Estuvieron allí un buen rato, el tiempo suficiente para que comiera mi almuerzo pensando en cuál sería su historia y me encontrase lavando los platos para el momento en que finalmente salieron. Ella salió primero y él la siguió, colocándose el sombrero para que la llovizna no le diese en la cara. Una vez que estuvieron los dos afuera se quedaron mirándose durante un buen puñado de segundos que parecieron minutos u horas. O que quizás a mí me lo parecieron porque mi curiosidad había llegado y a un punto insostenible. Imaginaba estar allí, ser ella o él y sumergirme en esa mirada marcada por un urgente "¿Y ahora qué?". ¿Acaso se irían juntos, tomados de la mano? ¿O tal vez aquéllo no era más que un encuentro casual, por asuntos de trabajo, y el resto de la historia solo existía en mi imaginación?

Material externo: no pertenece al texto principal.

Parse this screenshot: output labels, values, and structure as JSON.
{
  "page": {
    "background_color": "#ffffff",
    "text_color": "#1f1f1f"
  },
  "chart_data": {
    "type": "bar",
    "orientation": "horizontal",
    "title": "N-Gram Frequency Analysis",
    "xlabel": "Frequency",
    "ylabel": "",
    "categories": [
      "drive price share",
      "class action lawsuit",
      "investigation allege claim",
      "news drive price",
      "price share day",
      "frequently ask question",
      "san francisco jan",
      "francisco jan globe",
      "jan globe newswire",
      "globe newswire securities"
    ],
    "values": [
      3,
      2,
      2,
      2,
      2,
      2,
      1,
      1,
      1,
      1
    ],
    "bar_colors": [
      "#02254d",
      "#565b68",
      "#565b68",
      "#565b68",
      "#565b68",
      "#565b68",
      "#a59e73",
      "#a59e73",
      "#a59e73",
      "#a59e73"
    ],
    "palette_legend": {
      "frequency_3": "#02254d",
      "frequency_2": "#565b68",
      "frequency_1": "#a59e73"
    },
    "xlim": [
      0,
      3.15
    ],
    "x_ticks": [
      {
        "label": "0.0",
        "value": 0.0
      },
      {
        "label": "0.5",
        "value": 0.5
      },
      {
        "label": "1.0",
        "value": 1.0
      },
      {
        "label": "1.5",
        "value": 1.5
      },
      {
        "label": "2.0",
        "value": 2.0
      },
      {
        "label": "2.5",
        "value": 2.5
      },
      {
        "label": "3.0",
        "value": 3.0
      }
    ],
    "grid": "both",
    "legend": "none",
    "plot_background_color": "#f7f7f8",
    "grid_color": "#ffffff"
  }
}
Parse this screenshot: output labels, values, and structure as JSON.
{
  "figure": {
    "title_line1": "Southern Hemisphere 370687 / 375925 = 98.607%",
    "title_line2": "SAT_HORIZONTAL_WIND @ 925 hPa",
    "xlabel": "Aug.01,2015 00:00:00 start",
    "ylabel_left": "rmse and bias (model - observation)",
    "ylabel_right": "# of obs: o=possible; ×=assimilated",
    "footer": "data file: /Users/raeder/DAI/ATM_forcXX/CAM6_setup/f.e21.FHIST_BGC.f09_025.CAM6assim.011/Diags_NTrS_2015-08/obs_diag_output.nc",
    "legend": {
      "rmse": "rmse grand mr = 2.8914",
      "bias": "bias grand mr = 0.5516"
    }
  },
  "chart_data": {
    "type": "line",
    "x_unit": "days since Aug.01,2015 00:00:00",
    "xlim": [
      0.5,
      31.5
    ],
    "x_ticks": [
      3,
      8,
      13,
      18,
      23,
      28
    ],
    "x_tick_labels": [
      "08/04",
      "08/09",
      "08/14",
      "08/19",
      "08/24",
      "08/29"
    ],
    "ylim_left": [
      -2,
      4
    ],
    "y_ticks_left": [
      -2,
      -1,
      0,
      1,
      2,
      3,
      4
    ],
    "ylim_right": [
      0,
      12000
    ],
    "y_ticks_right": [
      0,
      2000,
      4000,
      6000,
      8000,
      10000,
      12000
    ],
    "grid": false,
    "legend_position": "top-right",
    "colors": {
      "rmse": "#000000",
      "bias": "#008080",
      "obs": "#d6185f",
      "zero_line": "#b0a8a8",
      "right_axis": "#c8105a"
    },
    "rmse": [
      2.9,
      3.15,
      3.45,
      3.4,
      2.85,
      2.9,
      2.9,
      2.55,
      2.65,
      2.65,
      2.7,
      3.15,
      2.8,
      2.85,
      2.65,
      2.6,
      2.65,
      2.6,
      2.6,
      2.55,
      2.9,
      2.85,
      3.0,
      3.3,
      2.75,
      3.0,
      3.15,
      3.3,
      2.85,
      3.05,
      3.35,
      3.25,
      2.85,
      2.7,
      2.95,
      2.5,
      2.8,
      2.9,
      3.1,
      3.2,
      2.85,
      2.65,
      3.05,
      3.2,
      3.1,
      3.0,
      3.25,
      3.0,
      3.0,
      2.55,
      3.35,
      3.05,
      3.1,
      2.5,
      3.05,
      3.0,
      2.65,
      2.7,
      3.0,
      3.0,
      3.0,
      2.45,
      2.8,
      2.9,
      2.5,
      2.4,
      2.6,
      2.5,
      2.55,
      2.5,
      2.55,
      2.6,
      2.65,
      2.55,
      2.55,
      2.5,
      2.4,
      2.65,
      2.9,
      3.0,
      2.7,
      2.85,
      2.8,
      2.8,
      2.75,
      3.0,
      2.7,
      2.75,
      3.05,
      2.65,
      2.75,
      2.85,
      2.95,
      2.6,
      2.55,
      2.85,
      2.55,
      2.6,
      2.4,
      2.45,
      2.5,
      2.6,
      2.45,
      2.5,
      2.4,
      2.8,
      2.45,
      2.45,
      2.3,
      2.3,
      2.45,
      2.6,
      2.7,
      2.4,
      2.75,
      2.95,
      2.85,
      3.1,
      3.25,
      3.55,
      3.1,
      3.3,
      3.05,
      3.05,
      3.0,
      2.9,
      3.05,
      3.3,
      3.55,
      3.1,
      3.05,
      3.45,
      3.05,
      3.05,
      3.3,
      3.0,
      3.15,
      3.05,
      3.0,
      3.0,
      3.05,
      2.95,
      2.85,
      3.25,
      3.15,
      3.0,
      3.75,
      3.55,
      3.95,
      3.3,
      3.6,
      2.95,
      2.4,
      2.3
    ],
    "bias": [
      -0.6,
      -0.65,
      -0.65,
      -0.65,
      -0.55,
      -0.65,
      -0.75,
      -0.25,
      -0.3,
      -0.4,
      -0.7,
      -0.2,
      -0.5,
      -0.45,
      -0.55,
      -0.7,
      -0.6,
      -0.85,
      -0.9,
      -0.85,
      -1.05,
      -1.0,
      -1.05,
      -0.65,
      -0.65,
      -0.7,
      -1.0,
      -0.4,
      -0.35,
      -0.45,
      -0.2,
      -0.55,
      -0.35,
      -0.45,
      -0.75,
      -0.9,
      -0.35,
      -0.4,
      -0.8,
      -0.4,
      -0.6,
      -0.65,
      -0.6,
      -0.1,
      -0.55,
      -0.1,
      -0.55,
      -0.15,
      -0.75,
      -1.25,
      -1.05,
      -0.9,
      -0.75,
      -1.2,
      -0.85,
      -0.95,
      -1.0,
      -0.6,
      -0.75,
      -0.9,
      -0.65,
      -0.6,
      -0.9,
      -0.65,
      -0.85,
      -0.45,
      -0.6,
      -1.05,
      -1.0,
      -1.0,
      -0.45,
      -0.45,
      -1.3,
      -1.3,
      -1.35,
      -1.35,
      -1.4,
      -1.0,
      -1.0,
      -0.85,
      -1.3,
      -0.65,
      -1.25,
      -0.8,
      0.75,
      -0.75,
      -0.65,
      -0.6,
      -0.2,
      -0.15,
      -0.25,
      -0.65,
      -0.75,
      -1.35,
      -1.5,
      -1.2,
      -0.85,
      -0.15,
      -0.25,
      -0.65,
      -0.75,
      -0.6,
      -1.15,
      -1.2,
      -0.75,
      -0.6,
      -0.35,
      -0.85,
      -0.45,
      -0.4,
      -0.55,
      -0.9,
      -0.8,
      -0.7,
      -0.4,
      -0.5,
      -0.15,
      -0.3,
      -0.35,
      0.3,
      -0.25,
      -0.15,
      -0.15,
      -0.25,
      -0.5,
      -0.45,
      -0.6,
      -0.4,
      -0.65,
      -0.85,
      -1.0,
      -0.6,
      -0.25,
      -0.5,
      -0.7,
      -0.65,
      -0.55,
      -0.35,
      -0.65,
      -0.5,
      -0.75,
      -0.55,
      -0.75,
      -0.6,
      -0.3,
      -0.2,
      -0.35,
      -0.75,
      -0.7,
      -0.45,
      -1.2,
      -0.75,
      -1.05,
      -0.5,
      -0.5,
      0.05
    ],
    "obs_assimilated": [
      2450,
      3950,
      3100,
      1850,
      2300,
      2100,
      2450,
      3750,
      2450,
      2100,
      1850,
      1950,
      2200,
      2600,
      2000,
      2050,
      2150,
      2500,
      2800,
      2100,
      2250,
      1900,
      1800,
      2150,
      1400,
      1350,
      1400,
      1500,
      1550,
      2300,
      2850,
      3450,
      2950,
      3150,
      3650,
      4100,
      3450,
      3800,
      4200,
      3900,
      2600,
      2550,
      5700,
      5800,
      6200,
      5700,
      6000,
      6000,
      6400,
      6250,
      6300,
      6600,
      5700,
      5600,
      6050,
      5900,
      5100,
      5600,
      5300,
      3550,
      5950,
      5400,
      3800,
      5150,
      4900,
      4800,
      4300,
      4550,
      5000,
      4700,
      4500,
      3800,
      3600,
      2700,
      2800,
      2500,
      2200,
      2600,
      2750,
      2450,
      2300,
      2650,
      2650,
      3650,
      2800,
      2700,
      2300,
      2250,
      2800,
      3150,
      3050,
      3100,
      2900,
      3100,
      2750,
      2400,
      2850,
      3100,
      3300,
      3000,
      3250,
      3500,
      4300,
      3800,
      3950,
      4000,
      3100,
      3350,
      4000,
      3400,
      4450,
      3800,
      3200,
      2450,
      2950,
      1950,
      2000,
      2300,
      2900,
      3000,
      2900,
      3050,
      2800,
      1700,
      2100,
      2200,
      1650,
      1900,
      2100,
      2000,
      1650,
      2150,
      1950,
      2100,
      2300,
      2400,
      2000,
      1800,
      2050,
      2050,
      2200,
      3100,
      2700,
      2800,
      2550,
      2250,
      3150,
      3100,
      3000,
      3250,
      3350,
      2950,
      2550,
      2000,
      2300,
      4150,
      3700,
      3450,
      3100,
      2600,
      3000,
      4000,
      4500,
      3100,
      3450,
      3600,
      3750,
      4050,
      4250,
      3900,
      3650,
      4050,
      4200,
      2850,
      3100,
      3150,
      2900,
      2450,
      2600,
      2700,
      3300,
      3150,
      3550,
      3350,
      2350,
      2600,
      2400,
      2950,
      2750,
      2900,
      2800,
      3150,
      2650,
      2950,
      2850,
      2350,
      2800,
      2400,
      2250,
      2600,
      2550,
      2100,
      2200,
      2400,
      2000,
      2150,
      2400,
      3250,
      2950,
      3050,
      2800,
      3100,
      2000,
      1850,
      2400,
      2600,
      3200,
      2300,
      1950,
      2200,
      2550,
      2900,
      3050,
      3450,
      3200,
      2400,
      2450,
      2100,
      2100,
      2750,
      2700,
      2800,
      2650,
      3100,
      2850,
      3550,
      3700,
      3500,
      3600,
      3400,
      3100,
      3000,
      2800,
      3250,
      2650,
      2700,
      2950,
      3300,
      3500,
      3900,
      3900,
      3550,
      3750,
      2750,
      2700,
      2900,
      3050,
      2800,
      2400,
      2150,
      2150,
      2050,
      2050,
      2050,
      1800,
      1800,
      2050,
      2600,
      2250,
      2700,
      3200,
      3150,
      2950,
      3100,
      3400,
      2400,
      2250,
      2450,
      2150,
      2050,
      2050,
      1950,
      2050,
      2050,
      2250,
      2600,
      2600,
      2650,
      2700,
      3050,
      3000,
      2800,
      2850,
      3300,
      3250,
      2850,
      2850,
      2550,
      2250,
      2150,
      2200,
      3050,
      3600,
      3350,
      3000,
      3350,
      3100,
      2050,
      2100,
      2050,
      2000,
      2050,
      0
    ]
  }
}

Esos segundos de silenciosa mirada fueron suficientes para que me hiciese varias preguntas de esa índole cuándo un espontáneo suceso me arrebató de mis pensamientos y me otorgó el privilegio de contemplar una realidad magnífica. Ahora, ambas siluetas vestidas de negro se abrazaban fraternalmente. Se lo digo de verdad, era digno de ser pintado al óleo, con la lluvia cayendo sobre la calle gris y la avejentada cafetería con su toldo verde musgo. Jamás había contemplado una escena tan poética de cariño humano y me sentí bendecido, mi espera había valido la pena y la suya también, de eso estoy seguro.
Esa sensación de gratitud y alegría me duró hasta que los vi despedirse como se despiden las personas que se aman pero no volverán a verse nunca. Se fueron cada cuál por su lado, igual de solos que cuando llegaron, y al cabo de un momento ambos desaparecieron en un extremo opuesto de mi ventana. Sin embargo, yo vi como ambos, con unos segundos de diferencia que les impidieron ver que el otro había hecho lo mismo, voltearon un instante a mirar atrás antes de volver a sumergirse en la espesa niebla otoñal de la cuál habían surgido.